The capture and storage of research data, and its preservation over time, is an emerging challenge for universities and other research institutions.
The University Library has a leading role in establishing standards, procedures and services to help researchers preserve their original data. We were therefore delighted to meet Robin Rice, who visited this month.
In a meeting with our Discipline Librarians in February, Robin shared some of her expertise in data sharing, data libraries and roles for librarians in providing data management services for researchers.
As the Data Librarian at the University of Edinburgh, Robin is the service manager for that university’s Data Library, a collection of information produced by Edinburgh scholars in the course of their research activities. Robin is also project manager of DISC-UK DataShare, a JISC-funded project to establish institutional data repositories at three UK universities.

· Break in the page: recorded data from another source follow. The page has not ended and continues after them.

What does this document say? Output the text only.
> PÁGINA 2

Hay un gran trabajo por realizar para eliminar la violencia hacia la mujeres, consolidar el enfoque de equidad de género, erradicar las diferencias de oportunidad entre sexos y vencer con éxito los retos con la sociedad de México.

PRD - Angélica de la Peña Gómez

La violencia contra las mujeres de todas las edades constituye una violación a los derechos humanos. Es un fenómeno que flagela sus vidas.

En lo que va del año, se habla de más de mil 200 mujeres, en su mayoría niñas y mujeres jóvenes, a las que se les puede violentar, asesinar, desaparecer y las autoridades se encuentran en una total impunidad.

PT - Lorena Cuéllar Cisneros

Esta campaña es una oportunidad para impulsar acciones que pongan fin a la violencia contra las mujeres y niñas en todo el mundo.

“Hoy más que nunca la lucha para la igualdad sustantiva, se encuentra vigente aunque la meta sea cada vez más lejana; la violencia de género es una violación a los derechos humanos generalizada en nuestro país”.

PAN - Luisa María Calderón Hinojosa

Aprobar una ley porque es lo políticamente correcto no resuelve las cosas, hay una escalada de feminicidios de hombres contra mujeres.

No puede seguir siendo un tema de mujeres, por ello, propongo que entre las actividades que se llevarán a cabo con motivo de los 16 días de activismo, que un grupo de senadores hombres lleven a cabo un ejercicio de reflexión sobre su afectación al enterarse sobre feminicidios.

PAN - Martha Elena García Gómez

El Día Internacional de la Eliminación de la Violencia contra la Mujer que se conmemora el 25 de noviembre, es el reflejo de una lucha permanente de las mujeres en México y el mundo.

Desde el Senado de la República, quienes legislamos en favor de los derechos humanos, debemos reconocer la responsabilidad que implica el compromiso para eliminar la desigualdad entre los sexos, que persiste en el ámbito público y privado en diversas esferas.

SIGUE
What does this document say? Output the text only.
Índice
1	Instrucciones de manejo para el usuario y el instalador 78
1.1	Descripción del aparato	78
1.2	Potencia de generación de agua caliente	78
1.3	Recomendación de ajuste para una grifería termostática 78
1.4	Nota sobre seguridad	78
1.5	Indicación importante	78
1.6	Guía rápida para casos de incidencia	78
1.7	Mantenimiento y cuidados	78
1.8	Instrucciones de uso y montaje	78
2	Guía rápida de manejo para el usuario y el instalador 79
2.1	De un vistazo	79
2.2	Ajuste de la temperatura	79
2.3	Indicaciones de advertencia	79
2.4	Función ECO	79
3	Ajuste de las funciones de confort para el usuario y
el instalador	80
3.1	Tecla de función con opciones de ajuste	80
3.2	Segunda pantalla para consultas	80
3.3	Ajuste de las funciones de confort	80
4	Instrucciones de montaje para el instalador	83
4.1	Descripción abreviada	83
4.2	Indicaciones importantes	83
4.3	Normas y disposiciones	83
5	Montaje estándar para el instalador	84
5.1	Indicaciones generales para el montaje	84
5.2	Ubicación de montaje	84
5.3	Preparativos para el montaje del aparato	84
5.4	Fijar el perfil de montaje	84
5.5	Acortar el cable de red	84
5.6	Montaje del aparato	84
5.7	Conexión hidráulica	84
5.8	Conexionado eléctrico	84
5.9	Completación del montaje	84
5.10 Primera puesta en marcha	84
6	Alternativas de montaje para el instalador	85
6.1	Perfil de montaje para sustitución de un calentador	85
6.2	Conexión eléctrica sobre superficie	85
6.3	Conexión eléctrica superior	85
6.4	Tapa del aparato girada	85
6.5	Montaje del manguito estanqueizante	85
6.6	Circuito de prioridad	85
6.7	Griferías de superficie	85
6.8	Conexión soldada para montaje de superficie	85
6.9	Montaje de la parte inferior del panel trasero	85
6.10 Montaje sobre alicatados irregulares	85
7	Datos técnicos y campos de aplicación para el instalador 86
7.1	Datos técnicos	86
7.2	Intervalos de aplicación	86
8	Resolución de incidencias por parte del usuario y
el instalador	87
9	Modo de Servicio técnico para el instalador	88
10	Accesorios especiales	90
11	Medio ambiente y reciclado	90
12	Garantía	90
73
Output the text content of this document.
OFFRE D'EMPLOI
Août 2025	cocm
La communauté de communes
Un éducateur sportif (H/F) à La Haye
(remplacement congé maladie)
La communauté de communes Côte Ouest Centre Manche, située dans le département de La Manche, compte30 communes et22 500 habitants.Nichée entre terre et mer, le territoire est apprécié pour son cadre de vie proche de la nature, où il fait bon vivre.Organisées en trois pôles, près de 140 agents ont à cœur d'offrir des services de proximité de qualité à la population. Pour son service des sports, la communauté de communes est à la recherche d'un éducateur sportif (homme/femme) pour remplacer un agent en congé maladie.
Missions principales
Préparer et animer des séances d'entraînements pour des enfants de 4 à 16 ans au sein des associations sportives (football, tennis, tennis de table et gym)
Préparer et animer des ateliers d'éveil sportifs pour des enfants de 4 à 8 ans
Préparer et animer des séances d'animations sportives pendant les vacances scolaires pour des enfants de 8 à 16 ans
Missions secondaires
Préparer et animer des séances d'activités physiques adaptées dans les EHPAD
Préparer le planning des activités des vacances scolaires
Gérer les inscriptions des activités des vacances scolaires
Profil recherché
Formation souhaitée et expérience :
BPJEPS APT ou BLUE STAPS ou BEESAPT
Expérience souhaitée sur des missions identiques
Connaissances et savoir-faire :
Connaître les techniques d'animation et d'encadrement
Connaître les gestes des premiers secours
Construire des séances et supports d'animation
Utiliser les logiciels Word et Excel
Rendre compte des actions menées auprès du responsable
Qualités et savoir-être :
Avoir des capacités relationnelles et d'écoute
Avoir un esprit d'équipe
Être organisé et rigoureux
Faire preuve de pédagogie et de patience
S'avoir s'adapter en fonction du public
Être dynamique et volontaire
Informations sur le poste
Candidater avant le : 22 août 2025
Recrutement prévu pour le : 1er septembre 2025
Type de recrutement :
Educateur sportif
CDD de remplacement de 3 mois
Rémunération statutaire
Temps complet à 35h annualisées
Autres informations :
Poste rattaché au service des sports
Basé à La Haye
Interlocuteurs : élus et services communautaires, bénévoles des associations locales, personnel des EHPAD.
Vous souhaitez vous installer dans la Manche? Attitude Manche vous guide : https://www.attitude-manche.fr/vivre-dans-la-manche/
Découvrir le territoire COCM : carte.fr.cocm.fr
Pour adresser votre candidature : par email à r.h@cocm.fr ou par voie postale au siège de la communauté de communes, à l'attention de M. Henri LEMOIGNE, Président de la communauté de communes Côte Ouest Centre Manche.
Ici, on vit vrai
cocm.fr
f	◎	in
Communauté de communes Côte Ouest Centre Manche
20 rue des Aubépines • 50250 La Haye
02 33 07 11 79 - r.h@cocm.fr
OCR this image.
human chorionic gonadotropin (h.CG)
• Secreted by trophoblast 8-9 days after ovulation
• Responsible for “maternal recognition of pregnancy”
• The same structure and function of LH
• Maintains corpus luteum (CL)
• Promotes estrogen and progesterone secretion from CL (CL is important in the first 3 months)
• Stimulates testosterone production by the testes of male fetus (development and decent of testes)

Conducting university research often involves creating new data, processing it, analysing it and perhaps transforming it through visualisation or other methods. Modern technologies allow us to create enormous quantities of data and analysis . Once the research is completed and an article or other ‘finished’ output has been published, the original data needs to be preserved and possibly made available to other researchers in the future. Some data can be destroyed after just a few years; other information will be preserved indefinitely, just like other historical documents.
Whilst in Melbourne, Robin Rice spent most of her time at Monash University. Her presentation to the Victorian eResearch Strategic Initiative (VeRSI) group is available as an MP3 (streaming or download) and presentation slides (PDF 1 Mb).